Peter pan e Capitan Uncino
Peter Pan (Leonardo Cecchi) e Capitan Uncino (Giò Di Tonno)

GIOACCHINO Questa esperienza condivisa insieme a Leonardo è stata un’esperienza estremamente positiva di grande scambio, di grande aiuto, siamo in sintonia e ci supportiamo sempre! Leonardo ha il suo Peter Pan, come io ho il mio, siamo due Peter Pan diversi per certi aspetti, uguali per altri. Un aspetto molto bello di questa produzione è proprio il rapporto con il cast, sono colleghi straordinari, con una grande umanità e una voglia di lavorare a favore dello spettacolo e per lo spettacolo, sono delle persone generose e in primis come dicevo prima anche con Leonardo c’è stato un bellissimo scambio, una voglia di aiutarci per far sì che la magia prendesse vita. E’ uno spettacolo che ha bisogno di pensieri felici e positivi, Peter Pan lo dice sempre, bisogna pensare a cose belle e colorate perché sono quelle che ti fanno volare in alto ed è vero, questo spettacolo vola in alto, se c’è questo tipo di atteggiamento soprattutto tra le persone che lo raccontano. Sono fortunatissimo ad aver trovato dei compagni di avventura straordinari, come Martha Rossi, sempre lì pronti ad aiutarti o ad avere una parola di conforto per risolvere eventuali problemi insieme e penso che questo sia l’ingrediente fondamentale, se volessimo fare un paragone direi che la polvere di fata, la polvere di stelle di Trilli, in realtà è la forza di questo gruppo, noi voliamo grazie proprio all’energia di queste persone che fanno la differenza! Io sono cresciuto con Notre Dame de Paris, è uno dei primi spettacoli musicali che ho visto e quindi Giò Di Tonno è sempre stato ai miei occhi una guida. Ora lavoro con lui, quando accadono queste cose in realtà è un po’ come fermarsi a vedere i risultati di anni di sacrifici, di gavetta, di corse, di audizioni e rendersi conto che la vita a un certo punto ti restituisce delle cose che di cui tu neanche ti ricordavi più. Ritrovarmi nel cast di Peter Pan con Giò Di Tonno è un po’ come dire: “Ti ricordi quando lo sognavi? Adesso è diventato realtà !” Per me era soltanto un sogno perchè lui, come altri artisti del suo calibro, erano persone irraggiungibili con un background, una competenza, un’esperienza di anni e una personalità artistica enorme.

Peter Pan e Wendy
Peter Pan (Gioacchino Inzirillo) e Wendy (Martha Rossi)

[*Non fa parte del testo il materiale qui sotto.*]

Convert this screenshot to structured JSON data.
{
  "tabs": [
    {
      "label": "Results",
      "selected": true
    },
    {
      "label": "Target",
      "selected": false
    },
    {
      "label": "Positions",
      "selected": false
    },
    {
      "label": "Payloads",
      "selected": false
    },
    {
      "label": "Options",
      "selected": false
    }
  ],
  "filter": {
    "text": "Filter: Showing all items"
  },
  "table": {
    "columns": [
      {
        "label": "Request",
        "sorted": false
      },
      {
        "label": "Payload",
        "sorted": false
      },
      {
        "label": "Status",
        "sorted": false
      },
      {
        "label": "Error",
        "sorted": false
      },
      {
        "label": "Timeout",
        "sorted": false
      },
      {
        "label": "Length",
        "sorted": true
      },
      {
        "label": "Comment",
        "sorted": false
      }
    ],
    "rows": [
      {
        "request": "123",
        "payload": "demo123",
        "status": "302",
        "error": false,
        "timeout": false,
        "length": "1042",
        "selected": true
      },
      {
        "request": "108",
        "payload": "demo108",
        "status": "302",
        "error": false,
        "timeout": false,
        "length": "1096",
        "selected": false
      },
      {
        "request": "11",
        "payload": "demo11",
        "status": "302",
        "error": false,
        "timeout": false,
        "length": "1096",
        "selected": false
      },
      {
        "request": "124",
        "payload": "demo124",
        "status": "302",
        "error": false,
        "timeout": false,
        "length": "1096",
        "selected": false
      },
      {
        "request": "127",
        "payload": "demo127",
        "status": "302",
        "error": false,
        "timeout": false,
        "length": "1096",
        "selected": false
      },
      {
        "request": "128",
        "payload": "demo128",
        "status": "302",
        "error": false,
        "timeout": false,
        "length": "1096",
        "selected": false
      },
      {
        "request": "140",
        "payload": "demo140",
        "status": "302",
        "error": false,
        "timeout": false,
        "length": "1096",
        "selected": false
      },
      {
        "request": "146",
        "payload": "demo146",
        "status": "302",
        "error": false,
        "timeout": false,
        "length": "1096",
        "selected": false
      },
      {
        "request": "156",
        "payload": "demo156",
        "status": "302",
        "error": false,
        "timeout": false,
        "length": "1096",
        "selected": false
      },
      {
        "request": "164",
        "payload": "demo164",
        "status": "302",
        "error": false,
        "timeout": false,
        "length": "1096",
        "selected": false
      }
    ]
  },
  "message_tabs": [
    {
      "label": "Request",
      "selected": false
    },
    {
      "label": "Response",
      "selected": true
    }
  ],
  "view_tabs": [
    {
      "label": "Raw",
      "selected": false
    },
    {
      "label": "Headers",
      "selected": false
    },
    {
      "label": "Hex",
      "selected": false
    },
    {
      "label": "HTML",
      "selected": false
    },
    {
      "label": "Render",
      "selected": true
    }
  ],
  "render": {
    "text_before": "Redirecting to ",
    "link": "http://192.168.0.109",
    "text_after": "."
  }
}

Perché il pubblico non deve perdersi questo spettacolo?

LEONARDO Perché questo musical è spettacolare e ti trasporta in un altro mondo, ti fa sognare che è una cosa di cui tutti abbiamo bisogno, specialmente in periodi come questi; andare a teatro e vivere una favola è una bellissima opportunità. Inoltre uno spettacolo dal vivo ti mette davanti ad artisti che cantano, ballano e recitano e condividono con te quell’esperienza in tempo reale, questa è un’altra magia per questo le persone devono venire a teatro a vedere Peter Pan!

GIOACCHINO Il pubblico non deve perdersi questo spettacolo perché è uno spettacolo che è capace di farti tornare al bambino, è emozionante, ti diverte, ti stupisce, è pieno di effetti speciali e perché si vola davvero!